Is Cheating on your Diet Making you Feel

Copyright (c) 2007 Leeann Simons

The next time I hear someone say “I was bad” when referring to cheating on their diet, I just may have to shoot them. I meet successful people all the time — people who have achieved great things in business, sports, academics, you name it. I bet I could live very comfortably off just the taxes that some of these people pay!! Do they consider themselves successful? Are they happy with their lives? Generally speaking, yes, they do. But there is one area in which they consider themselves to be failures — and they would trade in their success any day to attain just this one goal: to lose weight.

Last week, one of my clients came into my office, head down, staring at the floor as if she were ashamed. She was ashamed.
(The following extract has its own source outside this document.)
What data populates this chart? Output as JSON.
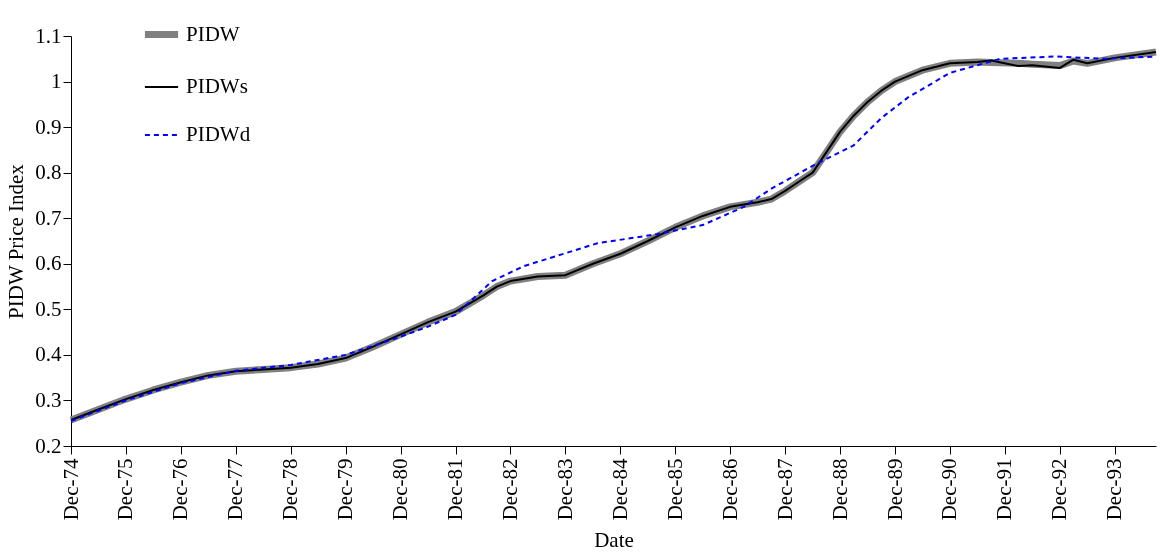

We exchanged our hellos, and I asked how she was doing. She looked sheepishly up at me and said, “I was bad.” I looked at her and heard myself ask, “Did you rob a bank?” “No,” she replied. “Did you shoot someone?” Again: “No.” So I asked her what possibly could have happened to make her so upset, and she said, “I ate three pieces of birthday cake at my daughter’s party.”

Why is it that people place judgment on themselves based on their eating behaviors? It’s maddening! Someone considers themselves a “bad” or “good” person according to what they have eaten? Doesn’t it sound crazy? Don’t you think someone is good or bad based on, well, whether they’ve robbed a bank? Abused their child? Voted for the other candidate?

Yet we measure our worthiness based on our eating behavior. Let’s stop this craziness, and put our relationship with food into perspective. It is just one of the many relationships we have in our lives. Relationships wax and wane-we’re not always happy with how the relationship is going, but the healthy ones last.

Let’s save the label of “bad behavior” for when we really shoot someone.

Becoming “at peace with food” is a journey that involves developing a new relationship with food. Instead of being marked by frustration and disappointment, by fear and competition between you and the food you eat, food will take its place as one of the many activities in your life, along with family, friends, working and being active. And, like these other activities, it should be pleasurable.

In order to be at peace with food, you need to learn about yourself and why you have the relationship you do with the food you eat. As with most relationships, your relationship with food was developed over time, and for that reason, will take time to change.